If the OFT and FCA can implement effective changes then there should be a trickledown effect throughout the industry. Bristol University recently reported that what was once thoughts of as high (interest rates as high as 300 percent) have been recorded at as much as 1700 percent. There are loan sharks that only dream of a return of investment that high and that is a criminal enterprise. A cap on the interest rates is the first place regulation needs to start. Consumers need to also be clued up about the hazards and at least compare the loans available before they commit – see here.
According to the head of the Consumer Finance Association (CFA) the owners and operators of payday loan companies recognize there is a problem and have already implemented self-regulating changes. These include checking credit-worthiness of borrowers and limiting the number of time a loan can be rolled over or extended. Some companies are also instituting forbearance practices and providing information for debt services to borrowers.
The government believes these changes are not enough, the owners argue that the consumer needs to accept some responsibility; but who is right?

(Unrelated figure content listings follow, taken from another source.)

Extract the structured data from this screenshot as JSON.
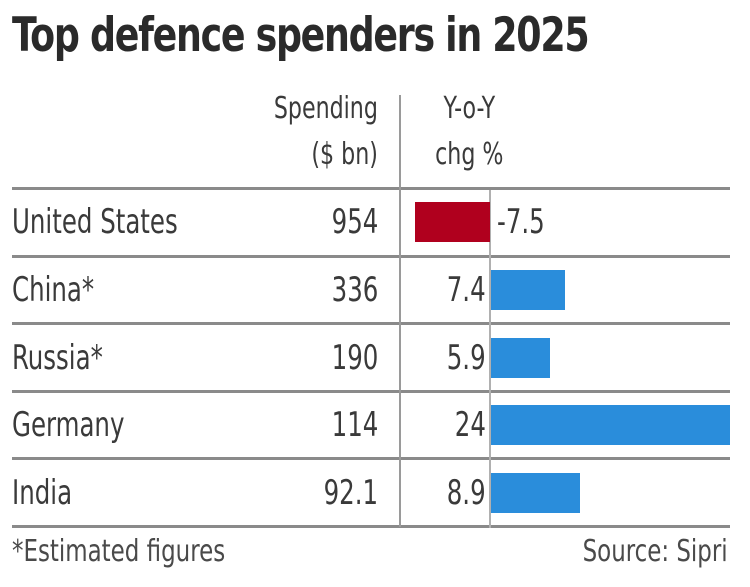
{
  "chart_data": {
    "type": "bar",
    "title": "Top defence spenders in 2025",
    "columns": {
      "spending": "Spending\n($ bn)",
      "spending_line1": "Spending",
      "spending_line2": "($ bn)",
      "yoy_line1": "Y-o-Y",
      "yoy_line2": "chg %"
    },
    "categories": [
      "United States",
      "China*",
      "Russia*",
      "Germany",
      "India"
    ],
    "series": [
      {
        "name": "Spending ($ bn)",
        "values": [
          954,
          336,
          190,
          114,
          92.1
        ],
        "labels": [
          "954",
          "336",
          "190",
          "114",
          "92.1"
        ]
      },
      {
        "name": "Y-o-Y chg %",
        "values": [
          -7.5,
          7.4,
          5.9,
          24,
          8.9
        ],
        "labels": [
          "-7.5",
          "7.4",
          "5.9",
          "24",
          "8.9"
        ]
      }
    ],
    "xlim": [
      -7.5,
      24
    ],
    "colors": {
      "positive": "#2a8ddb",
      "negative": "#b0001e",
      "grid": "#8a8a8a"
    },
    "footnote": "*Estimated figures",
    "source": "Source: Sipri",
    "grid": true
  }
}
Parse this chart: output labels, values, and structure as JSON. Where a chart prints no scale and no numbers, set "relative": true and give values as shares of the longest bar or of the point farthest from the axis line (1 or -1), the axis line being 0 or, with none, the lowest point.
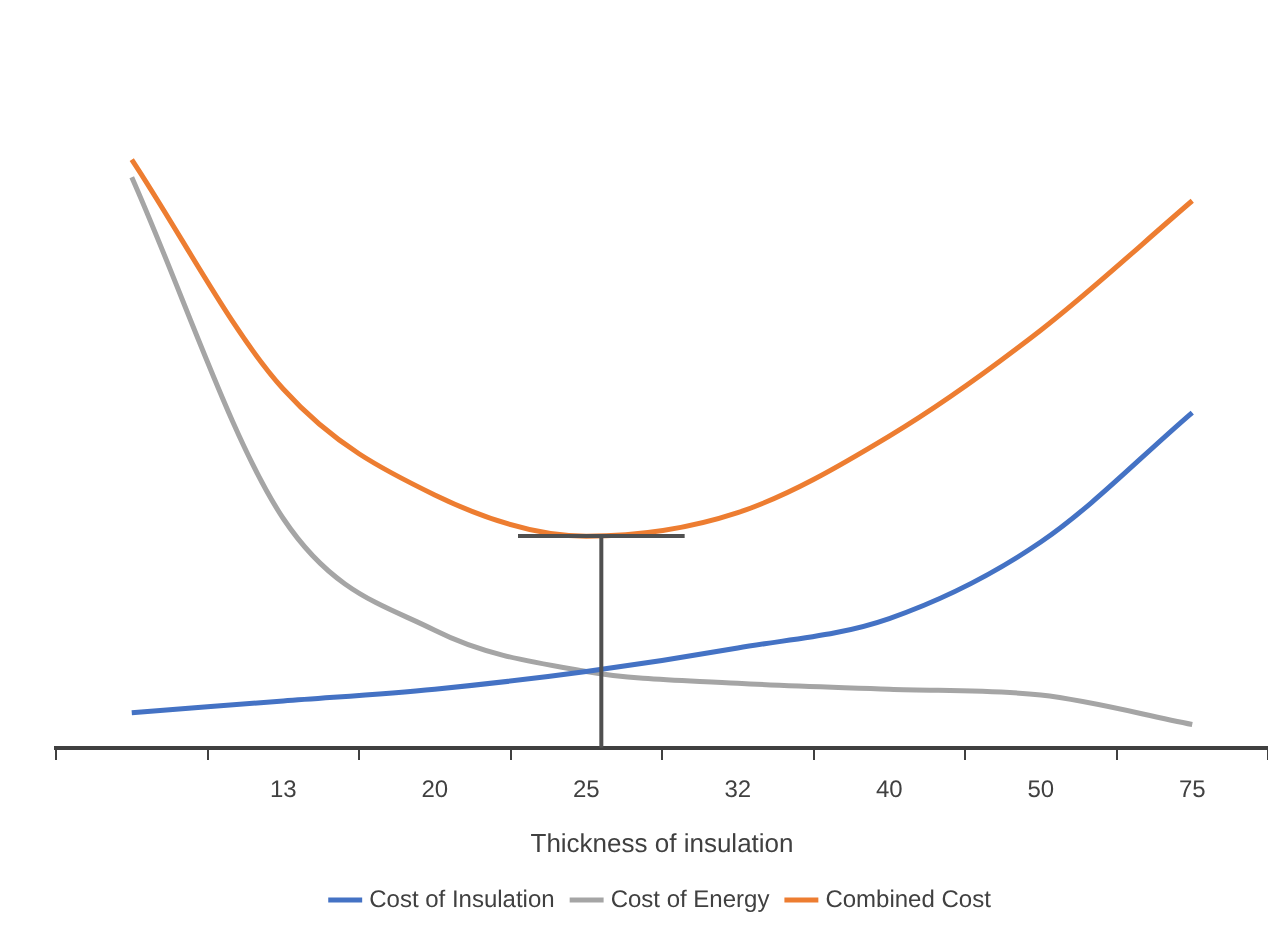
{
  "chart_data": {
    "type": "line",
    "xlabel": "Thickness of insulation",
    "relative": true,
    "legend": "bottom",
    "grid": false,
    "marker": "none",
    "categories": [
      null,
      "13",
      "20",
      "25",
      "32",
      "40",
      "50",
      "75"
    ],
    "series": [
      {
        "name": "Cost of Insulation",
        "color": "#4472c4",
        "values": [
          0.06,
          0.08,
          0.1,
          0.13,
          0.17,
          0.22,
          0.35,
          0.57
        ]
      },
      {
        "name": "Cost of Energy",
        "color": "#a5a5a5",
        "values": [
          0.97,
          0.39,
          0.2,
          0.13,
          0.11,
          0.1,
          0.09,
          0.04
        ]
      },
      {
        "name": "Combined Cost",
        "color": "#ed7d31",
        "values": [
          1,
          0.61,
          0.43,
          0.36,
          0.4,
          0.53,
          0.71,
          0.93
        ]
      }
    ]
  }
}
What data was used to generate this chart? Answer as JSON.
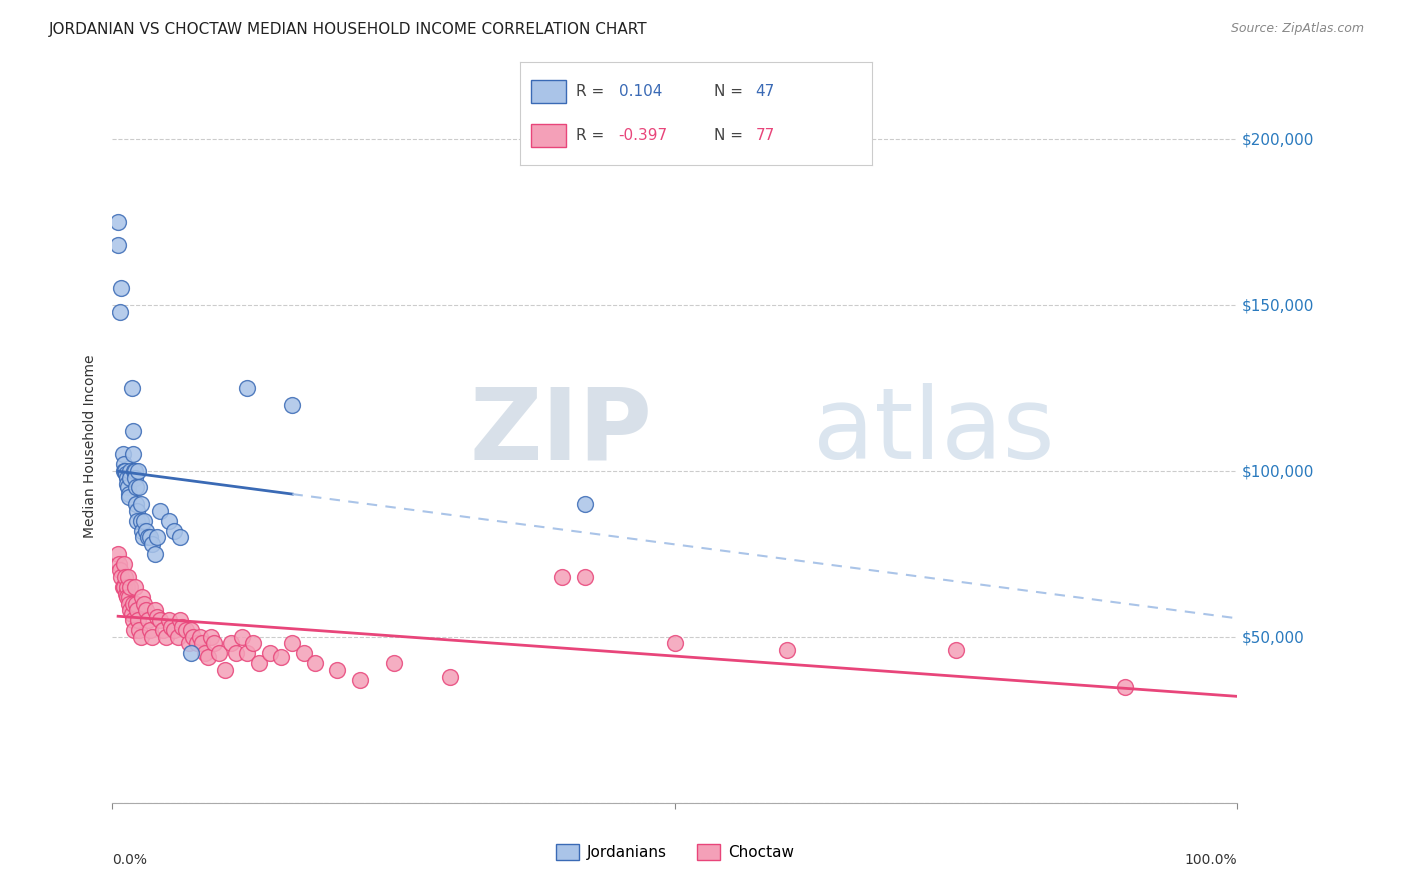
{
  "title": "JORDANIAN VS CHOCTAW MEDIAN HOUSEHOLD INCOME CORRELATION CHART",
  "source": "Source: ZipAtlas.com",
  "ylabel": "Median Household Income",
  "watermark_zip": "ZIP",
  "watermark_atlas": "atlas",
  "jordanian": {
    "label": "Jordanians",
    "R": 0.104,
    "N": 47,
    "color_fill": "#aac4e8",
    "color_line": "#3a6ab5",
    "color_dash": "#aac4e8",
    "x": [
      0.005,
      0.005,
      0.007,
      0.008,
      0.009,
      0.01,
      0.01,
      0.011,
      0.012,
      0.013,
      0.013,
      0.014,
      0.015,
      0.015,
      0.016,
      0.016,
      0.017,
      0.018,
      0.018,
      0.019,
      0.02,
      0.02,
      0.021,
      0.021,
      0.022,
      0.022,
      0.023,
      0.024,
      0.025,
      0.025,
      0.026,
      0.027,
      0.028,
      0.03,
      0.032,
      0.033,
      0.035,
      0.038,
      0.04,
      0.042,
      0.05,
      0.055,
      0.06,
      0.07,
      0.12,
      0.16,
      0.42
    ],
    "y": [
      175000,
      168000,
      148000,
      155000,
      105000,
      102000,
      100000,
      100000,
      99000,
      98000,
      96000,
      95000,
      93000,
      92000,
      100000,
      98000,
      125000,
      112000,
      105000,
      100000,
      100000,
      98000,
      95000,
      90000,
      88000,
      85000,
      100000,
      95000,
      90000,
      85000,
      82000,
      80000,
      85000,
      82000,
      80000,
      80000,
      78000,
      75000,
      80000,
      88000,
      85000,
      82000,
      80000,
      45000,
      125000,
      120000,
      90000
    ]
  },
  "choctaw": {
    "label": "Choctaw",
    "R": -0.397,
    "N": 77,
    "color_fill": "#f4a0b8",
    "color_line": "#e8457a",
    "x": [
      0.005,
      0.006,
      0.007,
      0.008,
      0.009,
      0.01,
      0.01,
      0.011,
      0.012,
      0.013,
      0.013,
      0.014,
      0.015,
      0.015,
      0.016,
      0.016,
      0.017,
      0.018,
      0.018,
      0.019,
      0.02,
      0.021,
      0.022,
      0.023,
      0.024,
      0.025,
      0.026,
      0.028,
      0.03,
      0.032,
      0.033,
      0.035,
      0.038,
      0.04,
      0.042,
      0.045,
      0.048,
      0.05,
      0.052,
      0.055,
      0.058,
      0.06,
      0.062,
      0.065,
      0.068,
      0.07,
      0.072,
      0.075,
      0.078,
      0.08,
      0.082,
      0.085,
      0.088,
      0.09,
      0.095,
      0.1,
      0.105,
      0.11,
      0.115,
      0.12,
      0.125,
      0.13,
      0.14,
      0.15,
      0.16,
      0.17,
      0.18,
      0.2,
      0.22,
      0.25,
      0.3,
      0.4,
      0.42,
      0.5,
      0.6,
      0.75,
      0.9
    ],
    "y": [
      75000,
      72000,
      70000,
      68000,
      65000,
      72000,
      65000,
      68000,
      63000,
      65000,
      62000,
      68000,
      62000,
      60000,
      58000,
      65000,
      57000,
      55000,
      60000,
      52000,
      65000,
      60000,
      58000,
      55000,
      52000,
      50000,
      62000,
      60000,
      58000,
      55000,
      52000,
      50000,
      58000,
      56000,
      55000,
      52000,
      50000,
      55000,
      53000,
      52000,
      50000,
      55000,
      53000,
      52000,
      48000,
      52000,
      50000,
      48000,
      50000,
      48000,
      45000,
      44000,
      50000,
      48000,
      45000,
      40000,
      48000,
      45000,
      50000,
      45000,
      48000,
      42000,
      45000,
      44000,
      48000,
      45000,
      42000,
      40000,
      37000,
      42000,
      38000,
      68000,
      68000,
      48000,
      46000,
      46000,
      35000
    ]
  },
  "yticks": [
    0,
    50000,
    100000,
    150000,
    200000
  ],
  "ytick_labels": [
    "",
    "$50,000",
    "$100,000",
    "$150,000",
    "$200,000"
  ],
  "ylim": [
    0,
    215000
  ],
  "xlim": [
    0.0,
    1.0
  ],
  "background_color": "#ffffff",
  "grid_color": "#cccccc"
}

Shouldn’t there be an ethical standard in the world of lending and payday loans? Are these companies creating more problems than they are fixing? What does this mean for other countries with high payday loan usages?
Regulation and change is needed in the payday loan industry but do not expect it to come easy. The business owners do not want to see sweeping change and if change comes it will not retroactively fix the lives that payday loans have destroyed.
Whilst often thought of as intrinsically bad, quick same day loans are sometimes the only solution available to people in debt. As long as they are paid back quickly, they don’t have to be a huge burden and can help to get you through tough times. With a bit of organization on the customer’s part and heavy regulation of the loan company, it may be possible for these services to continue on into the future, holding a useful place in society. One though, that should be respected.